Using fruit from his organic orchard in the Albi area of Languedoc, Laurent distils eaux-de-vie and liqueurs with an unparalleled elegance and aroma. These elixirs have caught the attention of New Yorkers and some of the world's great chefs. Until Nicolas Palazzi started importing these lovely bottles, they could really only be found at the world’s top restaurants.  Pierre Gagnaire, the renowned Grand Vefour and a host of others have honored his unwavering dedication to each "noble" essence. Surrounded by greengages, quince, cherries plums and a host of flowers, Laurent monitors all from his home and garden at the center of the domaine's orchards. It’s basically his garden in these bottles. And we’re happy it’s no longer a secret.

Producer website

Food: Aligot
Potatoes, cheese, butter, why not? As tasty as we found it, our pictures were lousy. You can see a few better images, along with a recipe at SeriousEats.
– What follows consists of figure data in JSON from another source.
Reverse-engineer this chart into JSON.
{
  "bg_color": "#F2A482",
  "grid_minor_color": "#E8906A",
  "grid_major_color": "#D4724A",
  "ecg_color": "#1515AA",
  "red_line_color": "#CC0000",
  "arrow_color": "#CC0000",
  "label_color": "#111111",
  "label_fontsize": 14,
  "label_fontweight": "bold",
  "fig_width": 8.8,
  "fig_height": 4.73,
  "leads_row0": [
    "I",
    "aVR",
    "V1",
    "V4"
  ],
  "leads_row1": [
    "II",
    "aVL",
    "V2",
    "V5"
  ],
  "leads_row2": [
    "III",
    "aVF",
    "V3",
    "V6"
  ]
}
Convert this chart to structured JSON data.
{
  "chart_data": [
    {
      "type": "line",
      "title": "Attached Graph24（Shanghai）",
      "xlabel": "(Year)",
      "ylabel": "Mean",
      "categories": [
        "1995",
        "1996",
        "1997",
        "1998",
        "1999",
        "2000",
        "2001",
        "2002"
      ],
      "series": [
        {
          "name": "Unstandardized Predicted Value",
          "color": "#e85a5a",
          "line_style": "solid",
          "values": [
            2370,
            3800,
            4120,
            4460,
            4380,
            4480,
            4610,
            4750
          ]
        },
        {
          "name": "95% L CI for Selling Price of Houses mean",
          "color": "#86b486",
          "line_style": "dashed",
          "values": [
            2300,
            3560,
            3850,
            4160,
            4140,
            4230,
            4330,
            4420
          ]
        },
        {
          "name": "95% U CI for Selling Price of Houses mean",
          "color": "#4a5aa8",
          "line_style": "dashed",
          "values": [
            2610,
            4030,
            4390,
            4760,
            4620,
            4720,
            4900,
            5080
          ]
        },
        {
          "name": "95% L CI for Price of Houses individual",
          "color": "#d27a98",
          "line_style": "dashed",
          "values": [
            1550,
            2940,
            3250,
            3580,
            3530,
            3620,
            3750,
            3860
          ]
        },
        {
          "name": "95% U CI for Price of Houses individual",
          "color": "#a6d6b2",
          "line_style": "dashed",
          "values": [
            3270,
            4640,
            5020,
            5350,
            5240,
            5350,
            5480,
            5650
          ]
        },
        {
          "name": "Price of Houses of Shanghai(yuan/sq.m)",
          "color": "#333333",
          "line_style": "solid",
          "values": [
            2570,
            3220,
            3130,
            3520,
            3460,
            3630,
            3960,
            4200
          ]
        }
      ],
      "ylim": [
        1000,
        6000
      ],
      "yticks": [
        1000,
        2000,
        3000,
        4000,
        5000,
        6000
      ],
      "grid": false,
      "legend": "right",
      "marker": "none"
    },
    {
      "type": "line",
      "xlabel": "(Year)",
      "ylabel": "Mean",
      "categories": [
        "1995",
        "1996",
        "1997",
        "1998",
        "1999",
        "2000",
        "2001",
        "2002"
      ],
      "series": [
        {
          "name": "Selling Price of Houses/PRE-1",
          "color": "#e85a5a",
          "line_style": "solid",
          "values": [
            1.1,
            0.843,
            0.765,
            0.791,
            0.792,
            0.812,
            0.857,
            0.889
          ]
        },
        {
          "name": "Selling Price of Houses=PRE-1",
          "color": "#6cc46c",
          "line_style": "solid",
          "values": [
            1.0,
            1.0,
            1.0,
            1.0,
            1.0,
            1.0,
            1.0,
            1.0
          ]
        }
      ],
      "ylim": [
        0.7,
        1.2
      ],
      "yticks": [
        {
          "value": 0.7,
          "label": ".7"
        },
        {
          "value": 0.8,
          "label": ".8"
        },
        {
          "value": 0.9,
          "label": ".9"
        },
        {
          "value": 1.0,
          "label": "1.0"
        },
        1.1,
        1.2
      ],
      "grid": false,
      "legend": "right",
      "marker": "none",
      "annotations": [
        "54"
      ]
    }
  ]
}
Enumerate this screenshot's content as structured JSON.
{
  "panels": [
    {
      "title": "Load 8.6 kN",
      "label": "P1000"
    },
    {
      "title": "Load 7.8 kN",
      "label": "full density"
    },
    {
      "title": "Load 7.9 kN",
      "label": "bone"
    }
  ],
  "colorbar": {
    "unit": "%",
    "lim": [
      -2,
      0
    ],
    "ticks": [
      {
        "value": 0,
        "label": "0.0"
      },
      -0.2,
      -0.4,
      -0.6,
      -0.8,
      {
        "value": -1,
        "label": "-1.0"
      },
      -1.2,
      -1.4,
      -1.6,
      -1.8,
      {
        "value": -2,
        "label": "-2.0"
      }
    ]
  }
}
The tourist website provided an easy recipe:
Serves 6 :Ingredients
* 1 kg of floury potatoes
* 100 g of butter
* 250 g of creme fraiche
* 400 g of tome fraîche de Laguiole
* clove of garlic
* Salt pepper
Cook
Prepare a classic mash potatoes, add to this purée the butter and the creme fraiche. Season with salt, pepper and a hint of garlic.
Heat up the mash and add the cheese cut in small strips, then stir slowly with a wooden spoon. (This takes a little while and is very good arm exercise!)
When the mixture becomes stringy the Aligot is ready!
Serve with sausages or a pork or beef roast.
Enjoy!
Tip: take the cheese out of the fridge early enough, the stirring will be much easier.